Bigger Company, Better Margins
Providing better margins to partners and developers to encourage adoption is the chief aim behind the price cut, Yankee Group Analyst Sheryl Kingstone told CRM Buyer.
"Microsoft is using their platform to empower vertical solution providers to build on top of it, cost effectively," she said. That has been Salesforce.com's (NYSE: CRM) go-to-market approach for the last few years as well, but the two companies' offerings do not compare that easily.
At $15 per user, Microsoft is the cheaper application, but as Kingstone pointed out, that price point doesn't include management, hosting fees or a datacenter.
"Microsoft is not providing the hosting, which is why it is so cheap," she explained.
For these reasons, the Salesforce.com option might be a better play for smaller partners.
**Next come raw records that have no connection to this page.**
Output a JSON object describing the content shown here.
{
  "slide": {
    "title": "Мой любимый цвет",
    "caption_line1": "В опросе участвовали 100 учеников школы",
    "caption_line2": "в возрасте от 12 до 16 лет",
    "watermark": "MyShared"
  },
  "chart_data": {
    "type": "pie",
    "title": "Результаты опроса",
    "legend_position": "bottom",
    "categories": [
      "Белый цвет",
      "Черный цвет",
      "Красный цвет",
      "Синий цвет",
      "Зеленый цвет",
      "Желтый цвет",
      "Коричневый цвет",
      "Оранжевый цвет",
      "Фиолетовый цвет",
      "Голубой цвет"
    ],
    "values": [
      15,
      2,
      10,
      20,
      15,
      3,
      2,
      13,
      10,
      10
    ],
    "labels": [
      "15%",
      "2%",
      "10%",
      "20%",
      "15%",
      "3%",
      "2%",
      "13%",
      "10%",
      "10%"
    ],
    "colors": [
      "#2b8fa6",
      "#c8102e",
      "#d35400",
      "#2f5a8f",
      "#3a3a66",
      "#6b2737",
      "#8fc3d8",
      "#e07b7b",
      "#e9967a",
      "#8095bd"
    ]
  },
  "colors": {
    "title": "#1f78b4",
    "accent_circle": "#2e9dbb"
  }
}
Larger system integrators, with a datacenter already in house, would find the margins to be higher with the Microsoft platform, all things being equal, Kingstone said.
"Some of the larger customers already have the necessary infrastructure investment in place, such as the larger telco houses," she added. "For these companies, building CRM apps on top of the Microsoft platform would be ideal."
Driving Sales
The drivers behind the partner price cut might include more fundamental factors as well, speculated Charles King, principal of Pund-IT.
"Any time that a vendor cuts prices for its partners it is about helping to make the partners succeed at selling your products," he told CRM Buyer, adding that Microsoft's recent offerings in this space may not have sold as well as the company had hoped and this is one response.
"The Software as a Service space has changed quite a bit over the last several years. There are a lot of both vendors and potential customers interested in it now."
The Microsoft Dynamics CRM on-premise and partner-hosted applications have reached more than 11,000 customers, including 475,000 users, according to Microsoft. Its latest iteration of Microsoft Dynamics CRM, codenamed "Titan," uses a single multi-tenant code, allowing partners and customers to deploy both online and on-premise.